Deployment
In many cases, a PyTorch model can be deployed directly in a Python application, e.g., in a Flask-based REST service. In other cases, such as deployment to non-CUDA accelerators, additional model transformations might be needed. On this page, we cover several deployment scenarios.
TorchScript Tracing
Many deployment methods start from TorchScript. For instance, ONNX conversion converts the TorchScript representation of a model. TorchScript is a statically-typed subset of Python. It only supports the types that are necessary for representing neural network models.
Curated Transformers supports TorchScript through tracing. Tracing runs the model with some example inputs and records the computation graph. The TorchScript code is then generated from this computation graph, discarding all other Python code.
Tracing a Model
Models are traced using the torch.jit.trace function. The first argument to
this function is the model that you would like to trace, the second argument the
inputs as a tuple. For example, we can trace a decoder as follows:
import torch
import torch.jit
from curated_transformers.layers import AttentionMask
from curated_transformers.models import AutoDecoder
device = torch.device("cuda", index=0)
decoder = AutoDecoder.from_hf_hub(name="tiiuae/falcon-7b", device=device)
X_example = torch.zeros(4, 20, dtype=torch.long, device=device)
mask_example = AttentionMask(torch.ones((4, 20), dtype=torch.bool, device=device))
traced = torch.jit.trace(decoder, (X_example, mask_example))
As you can see, we are feeding the model with an all-zeros piece identifier tensor and an all-ones mask tensor during tracing.

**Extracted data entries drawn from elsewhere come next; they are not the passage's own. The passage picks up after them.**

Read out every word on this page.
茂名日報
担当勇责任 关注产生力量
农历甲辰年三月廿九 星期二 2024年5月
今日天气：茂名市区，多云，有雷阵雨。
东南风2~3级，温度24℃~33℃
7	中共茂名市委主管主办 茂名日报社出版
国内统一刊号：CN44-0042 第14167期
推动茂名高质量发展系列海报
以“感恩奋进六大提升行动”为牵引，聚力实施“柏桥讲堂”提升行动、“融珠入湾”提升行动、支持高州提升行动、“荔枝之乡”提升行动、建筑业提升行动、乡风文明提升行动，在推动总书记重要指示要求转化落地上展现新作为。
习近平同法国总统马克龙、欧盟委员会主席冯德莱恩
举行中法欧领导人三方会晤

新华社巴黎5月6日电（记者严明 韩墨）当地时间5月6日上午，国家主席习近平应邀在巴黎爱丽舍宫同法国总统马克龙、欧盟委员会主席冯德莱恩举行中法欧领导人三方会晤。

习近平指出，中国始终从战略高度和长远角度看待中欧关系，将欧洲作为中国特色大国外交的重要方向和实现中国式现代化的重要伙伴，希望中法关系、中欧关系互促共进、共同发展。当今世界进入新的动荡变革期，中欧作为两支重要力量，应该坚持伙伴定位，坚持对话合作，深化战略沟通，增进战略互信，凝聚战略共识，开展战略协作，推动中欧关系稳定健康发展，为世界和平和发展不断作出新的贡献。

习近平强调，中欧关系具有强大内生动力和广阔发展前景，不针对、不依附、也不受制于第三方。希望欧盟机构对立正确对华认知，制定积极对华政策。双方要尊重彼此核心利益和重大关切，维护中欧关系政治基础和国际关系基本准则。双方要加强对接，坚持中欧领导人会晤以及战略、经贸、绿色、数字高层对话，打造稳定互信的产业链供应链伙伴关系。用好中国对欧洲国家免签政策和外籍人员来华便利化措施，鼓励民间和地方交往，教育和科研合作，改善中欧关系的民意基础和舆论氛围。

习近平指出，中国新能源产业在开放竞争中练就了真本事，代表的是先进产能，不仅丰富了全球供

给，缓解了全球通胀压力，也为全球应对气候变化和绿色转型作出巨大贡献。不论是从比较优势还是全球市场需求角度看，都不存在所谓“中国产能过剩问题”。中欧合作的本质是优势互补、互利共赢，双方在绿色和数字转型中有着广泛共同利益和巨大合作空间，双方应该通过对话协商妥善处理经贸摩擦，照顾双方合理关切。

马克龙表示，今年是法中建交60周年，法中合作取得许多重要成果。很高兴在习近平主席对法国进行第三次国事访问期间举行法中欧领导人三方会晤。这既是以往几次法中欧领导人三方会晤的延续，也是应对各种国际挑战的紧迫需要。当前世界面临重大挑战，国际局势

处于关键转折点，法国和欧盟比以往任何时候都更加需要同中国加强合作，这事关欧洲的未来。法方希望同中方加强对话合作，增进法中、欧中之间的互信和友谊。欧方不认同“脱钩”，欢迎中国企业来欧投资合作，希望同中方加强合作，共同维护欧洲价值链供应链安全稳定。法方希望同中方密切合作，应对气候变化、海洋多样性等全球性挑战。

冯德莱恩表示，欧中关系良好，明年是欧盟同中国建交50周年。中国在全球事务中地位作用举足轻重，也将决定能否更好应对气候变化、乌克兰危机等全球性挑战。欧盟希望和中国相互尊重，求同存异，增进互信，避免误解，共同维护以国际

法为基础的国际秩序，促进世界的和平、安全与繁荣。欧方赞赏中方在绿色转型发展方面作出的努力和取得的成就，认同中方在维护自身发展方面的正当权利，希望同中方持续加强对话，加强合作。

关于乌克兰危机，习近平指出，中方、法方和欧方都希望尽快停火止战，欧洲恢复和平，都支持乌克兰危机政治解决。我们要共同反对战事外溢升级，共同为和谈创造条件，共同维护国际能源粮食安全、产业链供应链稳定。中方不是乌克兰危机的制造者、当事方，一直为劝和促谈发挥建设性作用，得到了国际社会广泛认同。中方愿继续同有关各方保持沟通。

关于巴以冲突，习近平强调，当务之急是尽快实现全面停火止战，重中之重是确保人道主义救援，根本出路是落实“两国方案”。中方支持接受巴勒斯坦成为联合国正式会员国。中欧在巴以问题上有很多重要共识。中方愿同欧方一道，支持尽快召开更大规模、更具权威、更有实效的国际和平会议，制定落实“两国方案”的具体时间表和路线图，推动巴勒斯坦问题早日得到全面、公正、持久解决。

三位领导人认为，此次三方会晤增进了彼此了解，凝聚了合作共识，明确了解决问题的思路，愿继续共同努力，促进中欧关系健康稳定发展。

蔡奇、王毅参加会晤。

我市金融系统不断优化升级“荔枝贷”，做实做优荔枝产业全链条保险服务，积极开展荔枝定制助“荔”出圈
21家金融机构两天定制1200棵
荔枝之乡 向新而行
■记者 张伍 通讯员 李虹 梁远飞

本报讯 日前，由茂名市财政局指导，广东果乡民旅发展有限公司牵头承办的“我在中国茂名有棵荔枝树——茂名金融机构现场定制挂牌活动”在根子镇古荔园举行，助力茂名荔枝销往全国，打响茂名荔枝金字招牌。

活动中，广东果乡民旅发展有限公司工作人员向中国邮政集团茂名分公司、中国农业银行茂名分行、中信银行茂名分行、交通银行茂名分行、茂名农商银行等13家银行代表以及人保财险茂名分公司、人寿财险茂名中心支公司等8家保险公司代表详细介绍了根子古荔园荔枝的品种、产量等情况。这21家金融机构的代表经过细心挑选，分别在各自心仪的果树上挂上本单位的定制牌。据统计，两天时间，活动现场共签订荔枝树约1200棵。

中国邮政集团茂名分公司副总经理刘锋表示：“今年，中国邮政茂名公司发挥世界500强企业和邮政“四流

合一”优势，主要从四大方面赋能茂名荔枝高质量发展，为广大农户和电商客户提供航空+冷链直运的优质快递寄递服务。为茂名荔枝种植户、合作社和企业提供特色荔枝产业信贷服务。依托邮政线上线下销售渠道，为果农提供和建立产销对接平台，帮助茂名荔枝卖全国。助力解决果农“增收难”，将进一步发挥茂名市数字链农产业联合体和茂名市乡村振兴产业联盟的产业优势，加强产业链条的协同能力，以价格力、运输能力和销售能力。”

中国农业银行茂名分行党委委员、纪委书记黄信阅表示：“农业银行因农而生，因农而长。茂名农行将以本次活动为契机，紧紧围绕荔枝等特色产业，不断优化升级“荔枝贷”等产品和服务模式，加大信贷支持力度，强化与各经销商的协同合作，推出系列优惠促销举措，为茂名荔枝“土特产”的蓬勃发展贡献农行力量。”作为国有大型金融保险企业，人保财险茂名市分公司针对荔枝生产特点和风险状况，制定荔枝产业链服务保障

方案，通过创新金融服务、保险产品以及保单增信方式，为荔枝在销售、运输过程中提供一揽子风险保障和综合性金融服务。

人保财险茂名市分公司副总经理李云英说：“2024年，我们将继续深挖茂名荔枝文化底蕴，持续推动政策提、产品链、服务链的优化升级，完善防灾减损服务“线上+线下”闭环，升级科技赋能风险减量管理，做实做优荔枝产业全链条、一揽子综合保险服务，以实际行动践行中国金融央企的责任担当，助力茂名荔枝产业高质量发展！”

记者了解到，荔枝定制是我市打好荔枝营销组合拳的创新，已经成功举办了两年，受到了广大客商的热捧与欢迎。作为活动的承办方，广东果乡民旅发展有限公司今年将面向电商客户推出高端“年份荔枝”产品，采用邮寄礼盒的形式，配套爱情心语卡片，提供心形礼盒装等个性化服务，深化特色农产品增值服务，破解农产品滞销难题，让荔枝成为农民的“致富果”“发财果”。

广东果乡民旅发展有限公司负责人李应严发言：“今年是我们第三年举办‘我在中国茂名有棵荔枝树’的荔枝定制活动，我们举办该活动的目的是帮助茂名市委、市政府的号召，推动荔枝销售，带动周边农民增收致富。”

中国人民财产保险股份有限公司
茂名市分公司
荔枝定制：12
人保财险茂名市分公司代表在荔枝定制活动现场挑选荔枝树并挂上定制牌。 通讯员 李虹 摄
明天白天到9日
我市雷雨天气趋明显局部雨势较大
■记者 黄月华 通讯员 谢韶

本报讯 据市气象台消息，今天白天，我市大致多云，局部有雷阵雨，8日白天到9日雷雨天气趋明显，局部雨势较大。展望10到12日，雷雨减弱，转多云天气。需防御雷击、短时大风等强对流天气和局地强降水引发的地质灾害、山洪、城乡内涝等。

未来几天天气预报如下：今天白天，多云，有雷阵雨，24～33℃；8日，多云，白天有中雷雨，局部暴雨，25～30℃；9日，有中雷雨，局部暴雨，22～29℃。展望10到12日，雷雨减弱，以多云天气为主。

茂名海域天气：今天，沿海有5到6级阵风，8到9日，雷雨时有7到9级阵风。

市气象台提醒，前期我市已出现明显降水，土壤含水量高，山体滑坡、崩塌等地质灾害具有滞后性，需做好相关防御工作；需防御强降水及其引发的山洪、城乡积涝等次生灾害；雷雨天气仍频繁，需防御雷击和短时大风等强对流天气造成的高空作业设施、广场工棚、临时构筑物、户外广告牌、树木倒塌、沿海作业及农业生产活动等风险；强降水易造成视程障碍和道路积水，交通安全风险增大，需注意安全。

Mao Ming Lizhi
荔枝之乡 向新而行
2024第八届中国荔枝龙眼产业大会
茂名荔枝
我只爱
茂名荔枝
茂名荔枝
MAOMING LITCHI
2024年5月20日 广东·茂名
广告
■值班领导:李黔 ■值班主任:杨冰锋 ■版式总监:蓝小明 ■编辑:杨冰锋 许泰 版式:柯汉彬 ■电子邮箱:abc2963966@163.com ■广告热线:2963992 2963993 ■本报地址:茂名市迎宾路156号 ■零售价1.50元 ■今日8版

This is not really an issue - as long as the inputs allow the model to run normally, tracing can do its work.
In the example above, traced is a TorchScript module. From the surface, it
behaves like any other module. We can feed it some piece identifiers to get
their hidden representations:
from curated_transformers.tokenizers import AutoTokenizer
tokenizer = AutoTokenizer.from_hf_hub(name="tiiuae/falcon-7b")
pieces = tokenizer(["Hello world!", "This is a test"])
Y = traced(pieces.padded_tensor(device=device),
pieces.attention_mask(device=device))
assert isinstance(Y, tuple)
last_layer = Y[0][-1]
The model works as before, albeit with one catch. Normally a decoder returns a
ModelOutputWithCache instance,
but the traced model returns a tuple instead. The reason is that TorchScript only
supports a limited set of types. Since arbitrary types are not supported, we
convert the ModelOutputWithCache
instance to a tuple in a traced model. The tuple will have the same ordering as the
fields in the untraced model’s output, excluding fields that are set to
None. In this case we don’t ask the decoder to return a key-value cache, so
the cache field is None and will not be represented in the tuple.
Handling Complex Model Signatures
The previous section describes how we can trace a model. In some cases, it can be
difficult to provide a working argument tuple to torch.jit.trace. Suppose
that we would like to trace a decoder with an attention mask and positions, but
without using a cache. In the
DecoderModule API, the cache
argument is interspersed between the attention_mask and positions
arguments. This turns out to be problematic since we cannot pass None
arguments to the torch.jit.trace function. While torch.jit.trace provides an
example_kwarg_inputs parameter to pass arguments by keyword, we have
found that this mechanism often skips over arguments.
In such cases, we recommend you to make a simple wrapper around a model that only
has the desired arguments. For instance, in the above case you could define a
class DecoderWithPositions:
class DecoderWithPositions(Module):
def __init__(self, decoder: DecoderModule):
super().__init__()
self.inner = decoder
def forward(self,
input_ids: Tensor,
attention_mask: AttentionMask,
positions: Tensor):
return self.inner.forward(input_ids, attention_mask, positions=positions)
You can then wrap a decoder with this class and trace it using the two mandatory arguments.